Addressing the P2P Bootstrap Problem for Small Networks

Research paper by David Isaac Wolinsky, Pierre St. Juste, P. Oscar Boykin, Renato Figueiredo

Indexed on: 13 Apr '10Published on: 13 Apr '10Published in: Computer Science - Distributed; Parallel; and Cluster Computing


P2P overlays provide a framework for building distributed applications consisting of few to many resources with features including self-configuration, scalability, and resilience to node failures. Such systems have been successfully adopted in large-scale services for content delivery networks, file sharing, and data storage. In small-scale systems, they can be useful to address privacy concerns and for network applications that lack dedicated servers. The bootstrap problem, finding an existing peer in the overlay, remains a challenge to enabling these services for small-scale P2P systems. In large networks, the solution to the bootstrap problem has been the use of dedicated services, though creating and maintaining these systems requires expertise and resources, which constrain their usefulness and make them unappealing for small-scale systems. This paper surveys and summarizes requirements that allow peers potentially constrained by network connectivity to bootstrap small-scale overlays through the use of existing public overlays.

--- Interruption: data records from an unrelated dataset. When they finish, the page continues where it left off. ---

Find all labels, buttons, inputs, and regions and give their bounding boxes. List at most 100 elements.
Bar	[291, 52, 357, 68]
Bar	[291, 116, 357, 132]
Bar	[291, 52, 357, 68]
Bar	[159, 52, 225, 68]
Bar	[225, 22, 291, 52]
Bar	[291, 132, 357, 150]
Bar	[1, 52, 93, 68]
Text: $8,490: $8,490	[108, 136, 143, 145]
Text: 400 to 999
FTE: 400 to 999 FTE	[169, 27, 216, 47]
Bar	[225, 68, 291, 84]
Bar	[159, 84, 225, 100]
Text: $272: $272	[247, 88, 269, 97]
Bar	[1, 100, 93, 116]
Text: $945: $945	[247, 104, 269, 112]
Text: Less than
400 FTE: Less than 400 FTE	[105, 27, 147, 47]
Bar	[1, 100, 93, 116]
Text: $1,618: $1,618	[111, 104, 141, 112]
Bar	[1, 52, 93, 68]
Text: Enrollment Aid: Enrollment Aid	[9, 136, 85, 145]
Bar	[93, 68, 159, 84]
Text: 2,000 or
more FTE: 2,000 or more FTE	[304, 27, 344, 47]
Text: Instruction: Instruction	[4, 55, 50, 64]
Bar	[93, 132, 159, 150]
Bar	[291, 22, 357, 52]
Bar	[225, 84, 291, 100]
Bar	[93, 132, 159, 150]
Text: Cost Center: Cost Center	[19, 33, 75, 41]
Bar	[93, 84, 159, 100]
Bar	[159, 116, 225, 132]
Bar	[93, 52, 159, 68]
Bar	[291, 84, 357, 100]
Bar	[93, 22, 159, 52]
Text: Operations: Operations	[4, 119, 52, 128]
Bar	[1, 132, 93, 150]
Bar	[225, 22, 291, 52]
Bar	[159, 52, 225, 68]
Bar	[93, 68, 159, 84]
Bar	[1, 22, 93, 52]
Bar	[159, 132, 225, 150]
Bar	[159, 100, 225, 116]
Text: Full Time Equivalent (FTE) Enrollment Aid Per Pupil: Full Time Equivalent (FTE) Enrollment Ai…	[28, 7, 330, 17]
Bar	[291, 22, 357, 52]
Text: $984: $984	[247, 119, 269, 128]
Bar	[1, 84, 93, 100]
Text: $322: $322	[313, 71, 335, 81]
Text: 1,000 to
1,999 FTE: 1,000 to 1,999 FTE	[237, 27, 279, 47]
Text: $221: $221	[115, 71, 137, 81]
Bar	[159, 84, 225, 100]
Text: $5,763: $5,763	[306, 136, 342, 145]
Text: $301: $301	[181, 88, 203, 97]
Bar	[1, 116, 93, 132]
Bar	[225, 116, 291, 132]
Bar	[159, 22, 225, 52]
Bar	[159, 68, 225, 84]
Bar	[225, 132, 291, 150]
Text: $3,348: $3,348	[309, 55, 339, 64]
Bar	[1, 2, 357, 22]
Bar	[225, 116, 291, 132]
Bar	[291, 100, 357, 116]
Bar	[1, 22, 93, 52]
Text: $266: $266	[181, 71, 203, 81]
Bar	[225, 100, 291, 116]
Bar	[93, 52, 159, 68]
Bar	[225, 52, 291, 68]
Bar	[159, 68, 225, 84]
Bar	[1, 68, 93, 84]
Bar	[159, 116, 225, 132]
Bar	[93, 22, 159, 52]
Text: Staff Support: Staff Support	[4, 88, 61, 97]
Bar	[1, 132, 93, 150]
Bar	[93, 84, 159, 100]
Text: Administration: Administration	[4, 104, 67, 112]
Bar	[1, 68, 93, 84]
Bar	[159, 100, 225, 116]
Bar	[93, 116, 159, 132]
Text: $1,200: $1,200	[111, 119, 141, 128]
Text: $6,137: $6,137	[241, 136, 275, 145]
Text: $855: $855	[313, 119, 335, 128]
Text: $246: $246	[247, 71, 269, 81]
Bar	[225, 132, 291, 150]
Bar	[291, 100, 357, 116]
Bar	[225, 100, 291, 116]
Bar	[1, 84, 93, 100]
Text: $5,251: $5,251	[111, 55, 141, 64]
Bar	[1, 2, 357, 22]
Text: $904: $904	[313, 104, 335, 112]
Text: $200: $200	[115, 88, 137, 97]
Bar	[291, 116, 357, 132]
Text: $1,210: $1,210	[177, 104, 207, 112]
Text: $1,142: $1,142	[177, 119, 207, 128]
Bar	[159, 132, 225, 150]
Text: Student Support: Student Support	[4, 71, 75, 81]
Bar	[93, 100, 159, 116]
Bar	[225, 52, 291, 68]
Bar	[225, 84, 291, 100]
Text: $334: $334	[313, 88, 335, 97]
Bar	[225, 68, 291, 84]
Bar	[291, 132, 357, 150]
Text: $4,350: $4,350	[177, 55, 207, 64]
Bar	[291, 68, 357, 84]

In order to support bootstrapping, a public overlay must support the following requirements: a method for reflection in order to obtain publicly reachable addresses, so peers behind network address translators and firewalls can receive incoming connection requests; communication relaying to share public addresses and communicate when direct communication is not feasible; and rendezvous for discovering remote peers, when the overlay lacks stable membership. After presenting a survey of various public overlays, we identify two overlays that match the requirements: XMPP overlays, such as Google Talk and Live Journal Talk, and Brunet, a structured overlay based upon Symphony. We present qualitative experiences with prototypes that demonstrate the ability to bootstrap small-scale private structured overlays from public Brunet or XMPP infrastructures.